Scale AtlasChapter 4 of 87 termsUpdated 2026-05-10
Storage
Feed the GPUs without starving them. Storage is a memory hierarchy: HBM at the top, NVMe and parallel filesystems in the middle, object stores at the bottom. Reads stream up the hierarchy on every epoch; writes flow down on every checkpoint. The job is to match each data lifecycle to the cheapest tier that still keeps the GPUs fed.
Checkpoint Sharding
Sharded checkpointing has each rank write its own slice of model state in parallel. A 1 TB checkpoint at DP=64 becomes 16 GB per rank, written concurrently.
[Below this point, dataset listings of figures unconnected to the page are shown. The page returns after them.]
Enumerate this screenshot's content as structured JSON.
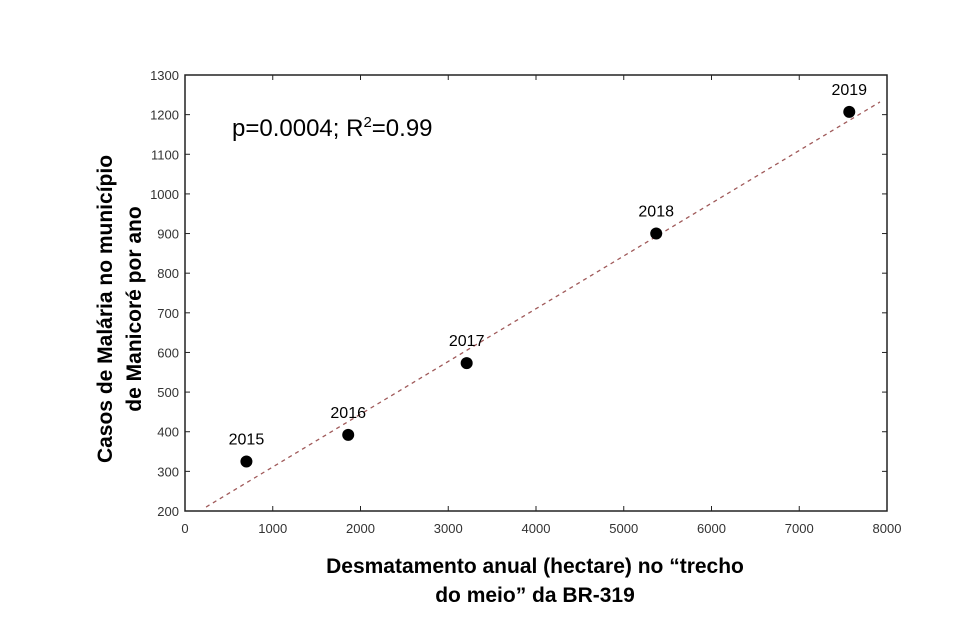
{
  "chart_data": {
    "type": "scatter",
    "title": "",
    "xlabel_lines": [
      "Desmatamento anual (hectare) no “trecho",
      "do meio” da BR-319"
    ],
    "ylabel_lines": [
      "Casos de Malária no município",
      "de Manicoré por ano"
    ],
    "xlim": [
      0,
      8000
    ],
    "ylim": [
      200,
      1300
    ],
    "xticks": [
      0,
      1000,
      2000,
      3000,
      4000,
      5000,
      6000,
      7000,
      8000
    ],
    "yticks": [
      200,
      300,
      400,
      500,
      600,
      700,
      800,
      900,
      1000,
      1100,
      1200,
      1300
    ],
    "grid": false,
    "points": [
      {
        "label": "2015",
        "x": 700,
        "y": 325
      },
      {
        "label": "2016",
        "x": 1860,
        "y": 392
      },
      {
        "label": "2017",
        "x": 3210,
        "y": 573
      },
      {
        "label": "2018",
        "x": 5370,
        "y": 900
      },
      {
        "label": "2019",
        "x": 7570,
        "y": 1207
      }
    ],
    "trendline": {
      "x": [
        240,
        7920
      ],
      "y": [
        210,
        1232
      ],
      "style": "dashed",
      "color": "#a05a5a"
    },
    "annotation": {
      "p": "p=0.0004; R",
      "sup": "2",
      "rest": "=0.99"
    },
    "point_color": "#000000"
  }
}
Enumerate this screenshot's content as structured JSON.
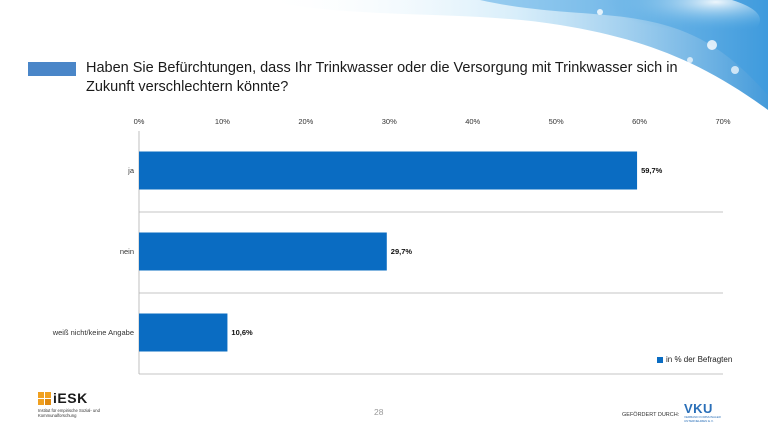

Dataset Shuffling at Scale
Streaming shuffle algorithms approximate global random shuffle without holding the dataset in memory. Shard-and-buffer or window-shuffle keep IO predictable across epochs.
GPUDirect Storage
GPUDirect Storage (GDS) lets an NVMe drive DMA training tensors straight into GPU HBM via cuFile, bypassing the CPU bounce buffer. Roughly 2x throughput vs traditional read.
Lustre vs WekaFS
Lustre is the open-source veteran with metadata server + OSS layers and POSIX semantics. WekaFS is the high-IOPS challenger with distributed metadata and an NVMe-only pool.
NVMe over Fabrics
NVMe-oF exposes remote NVMe drives over RDMA so applications use the same NVMe verbs they would for local SSD. Latency is +1-2 us, bandwidth is fabric-limited.
Parallel Filesystems for AI Training
Parallel filesystems (Lustre, GPFS, WekaFS, BeeGFS, DAOS) stripe data across many servers so aggregate bandwidth scales linearly with server count. Required above ~ 10 GB/s sustained read.
S3 Tier for Training
Object stores hold petabytes cheaply but ship at ~ 1-5 GB/s per connection. A warm NVMe cache fronts S3 for active epochs; cold tiers stay in S3.